Q: If we have fewer back-to-back races at the same circuit like last year, will it benefit you?
JM: Yes, our bike has a very good base which is one of our advantages. When we have repeat races at the same track back-to-back it means the others have more time to get their bikes working better. Last year that was the case at some circuits, so let’s see.
Q: The regulations and bikes do not change much for 2021, is this good in theory?
JM: Yes, it can be good for us because the package we have from last year already has a good base and as soon as it improves we will notice it a lot. But if not, we already know that the bike works very well.
Q: It seems that this year the calendar could be a little more normal than that of 2020, but we continue with the threat of Covid-19, how much stress does it generate to be competing against an unseen rival?
JM: We already know what we have to do, but in some ways that makes it worse; before we just kept going, more relaxed and unaware of what we would find. But this year there will be more pressure to not get infected, not to leave the bubble, because I’ve already seen some riders that lost a lot due to the virus last year.

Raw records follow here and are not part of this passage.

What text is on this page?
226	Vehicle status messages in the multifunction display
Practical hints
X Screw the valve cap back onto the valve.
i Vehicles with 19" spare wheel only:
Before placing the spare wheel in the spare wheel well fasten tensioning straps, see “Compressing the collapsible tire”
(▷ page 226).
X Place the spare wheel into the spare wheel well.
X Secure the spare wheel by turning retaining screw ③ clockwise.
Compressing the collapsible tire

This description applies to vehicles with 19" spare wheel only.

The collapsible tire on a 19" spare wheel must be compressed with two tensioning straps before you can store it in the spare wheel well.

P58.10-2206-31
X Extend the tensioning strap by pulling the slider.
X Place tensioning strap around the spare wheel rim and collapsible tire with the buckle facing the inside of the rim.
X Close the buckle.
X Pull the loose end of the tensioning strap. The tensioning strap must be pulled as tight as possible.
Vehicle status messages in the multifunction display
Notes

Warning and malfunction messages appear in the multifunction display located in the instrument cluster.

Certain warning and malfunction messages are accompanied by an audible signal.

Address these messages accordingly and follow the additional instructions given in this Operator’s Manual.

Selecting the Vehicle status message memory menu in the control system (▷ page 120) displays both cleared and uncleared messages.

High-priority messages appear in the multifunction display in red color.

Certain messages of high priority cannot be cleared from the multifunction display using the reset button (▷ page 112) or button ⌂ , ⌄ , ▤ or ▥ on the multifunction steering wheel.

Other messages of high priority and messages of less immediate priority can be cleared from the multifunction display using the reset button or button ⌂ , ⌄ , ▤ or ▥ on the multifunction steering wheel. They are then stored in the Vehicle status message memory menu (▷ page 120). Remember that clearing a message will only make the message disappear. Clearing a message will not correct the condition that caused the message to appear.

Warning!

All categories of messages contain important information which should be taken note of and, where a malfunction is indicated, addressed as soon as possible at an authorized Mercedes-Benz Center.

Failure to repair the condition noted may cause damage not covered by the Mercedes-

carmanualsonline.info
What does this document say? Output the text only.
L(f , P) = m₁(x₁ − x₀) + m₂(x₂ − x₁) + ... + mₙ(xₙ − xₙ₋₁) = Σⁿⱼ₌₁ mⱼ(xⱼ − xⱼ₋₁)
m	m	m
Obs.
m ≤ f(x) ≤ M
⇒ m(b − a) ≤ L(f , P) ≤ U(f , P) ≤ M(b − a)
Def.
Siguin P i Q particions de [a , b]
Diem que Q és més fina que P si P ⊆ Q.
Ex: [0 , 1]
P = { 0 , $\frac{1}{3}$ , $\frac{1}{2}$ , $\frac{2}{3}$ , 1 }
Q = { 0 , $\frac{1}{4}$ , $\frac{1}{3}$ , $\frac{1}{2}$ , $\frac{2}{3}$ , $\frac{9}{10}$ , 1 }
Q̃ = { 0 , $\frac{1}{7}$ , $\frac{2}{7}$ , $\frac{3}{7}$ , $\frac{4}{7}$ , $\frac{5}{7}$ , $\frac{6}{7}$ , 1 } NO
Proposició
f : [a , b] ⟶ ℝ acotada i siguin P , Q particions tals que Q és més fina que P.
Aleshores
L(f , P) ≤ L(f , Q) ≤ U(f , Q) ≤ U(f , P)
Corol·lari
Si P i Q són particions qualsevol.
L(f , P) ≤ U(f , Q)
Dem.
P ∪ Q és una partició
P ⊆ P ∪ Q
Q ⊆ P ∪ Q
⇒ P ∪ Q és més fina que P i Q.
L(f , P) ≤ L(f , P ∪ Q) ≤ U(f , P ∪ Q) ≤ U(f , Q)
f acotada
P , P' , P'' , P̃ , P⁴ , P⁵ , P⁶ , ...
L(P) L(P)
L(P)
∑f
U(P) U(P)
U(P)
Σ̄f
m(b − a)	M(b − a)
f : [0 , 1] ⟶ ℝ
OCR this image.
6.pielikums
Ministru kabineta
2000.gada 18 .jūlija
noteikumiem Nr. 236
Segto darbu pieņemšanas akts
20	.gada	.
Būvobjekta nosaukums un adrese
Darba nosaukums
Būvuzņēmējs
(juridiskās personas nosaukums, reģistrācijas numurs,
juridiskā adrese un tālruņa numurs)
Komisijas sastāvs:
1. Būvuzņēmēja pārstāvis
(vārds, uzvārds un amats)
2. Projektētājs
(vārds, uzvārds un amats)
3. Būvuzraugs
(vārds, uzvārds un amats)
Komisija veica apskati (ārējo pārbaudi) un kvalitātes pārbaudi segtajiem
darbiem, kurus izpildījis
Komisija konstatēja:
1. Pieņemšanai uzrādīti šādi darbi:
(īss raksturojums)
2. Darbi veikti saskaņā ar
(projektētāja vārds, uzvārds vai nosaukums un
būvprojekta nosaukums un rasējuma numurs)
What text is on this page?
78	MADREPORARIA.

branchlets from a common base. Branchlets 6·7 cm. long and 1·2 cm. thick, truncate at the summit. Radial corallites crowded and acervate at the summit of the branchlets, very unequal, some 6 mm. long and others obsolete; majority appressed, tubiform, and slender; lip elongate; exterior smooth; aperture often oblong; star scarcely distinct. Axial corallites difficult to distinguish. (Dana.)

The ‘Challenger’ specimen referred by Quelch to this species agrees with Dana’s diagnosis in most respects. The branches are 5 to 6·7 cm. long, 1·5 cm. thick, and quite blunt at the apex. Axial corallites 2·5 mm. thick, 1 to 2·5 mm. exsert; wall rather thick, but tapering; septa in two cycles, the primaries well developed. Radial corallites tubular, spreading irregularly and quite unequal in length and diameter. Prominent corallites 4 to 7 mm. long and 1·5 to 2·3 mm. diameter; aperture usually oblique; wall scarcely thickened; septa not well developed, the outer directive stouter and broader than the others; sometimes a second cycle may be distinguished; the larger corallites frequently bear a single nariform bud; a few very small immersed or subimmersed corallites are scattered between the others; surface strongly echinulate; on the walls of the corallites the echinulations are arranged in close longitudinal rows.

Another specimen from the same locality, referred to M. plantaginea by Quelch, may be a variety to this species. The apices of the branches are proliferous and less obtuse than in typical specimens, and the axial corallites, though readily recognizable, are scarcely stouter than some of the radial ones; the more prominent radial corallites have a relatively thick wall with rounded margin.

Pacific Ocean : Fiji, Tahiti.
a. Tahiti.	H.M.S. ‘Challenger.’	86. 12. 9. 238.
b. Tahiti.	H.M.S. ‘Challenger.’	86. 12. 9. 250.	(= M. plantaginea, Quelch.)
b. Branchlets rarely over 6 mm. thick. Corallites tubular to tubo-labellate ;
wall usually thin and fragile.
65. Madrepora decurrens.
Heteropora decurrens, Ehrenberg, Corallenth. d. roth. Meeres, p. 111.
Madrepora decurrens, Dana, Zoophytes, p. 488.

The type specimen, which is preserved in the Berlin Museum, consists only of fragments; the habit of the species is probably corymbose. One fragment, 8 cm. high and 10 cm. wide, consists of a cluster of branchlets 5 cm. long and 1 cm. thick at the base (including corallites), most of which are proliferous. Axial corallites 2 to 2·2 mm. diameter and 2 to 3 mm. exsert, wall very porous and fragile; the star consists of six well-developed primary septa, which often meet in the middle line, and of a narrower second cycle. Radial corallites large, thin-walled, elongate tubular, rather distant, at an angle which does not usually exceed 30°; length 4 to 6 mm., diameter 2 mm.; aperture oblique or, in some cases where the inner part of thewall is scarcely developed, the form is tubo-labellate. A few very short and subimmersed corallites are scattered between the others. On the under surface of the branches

Q: What goals have you set apart from defending the title?
JM: My main objective, and that of my team, is to improve our qualifying performances. We already know that in the races we are quite fast. But if you start higher up the grid it goes without saying that it’s easier to fight for the podium or victory. So we have to improve in that area and that is why I want to be focused this pre-season and be able to take a step forward.
Q: 2021 will be a year with several riders and team changes, who do you see among your biggest rivals?
JM: Well, I think Morbidelli will be a very difficult opponent, but it’s quite hard to choose the main contenders because last year it was a very strong field and this year will be even more so. Marc (Márquez), if he’s okay, he will be the rival to beat for everyone; also my team-mate Alex will be fast.
Q: How do you think your team-mate will perform?
JM: Very well! We have to try to get both of us Suzuki riders at a very high level and encourage each other, because that will also improve the bike naturally. I think last year we did that a bit and we both fought in each race as if it were the last, giving 100%.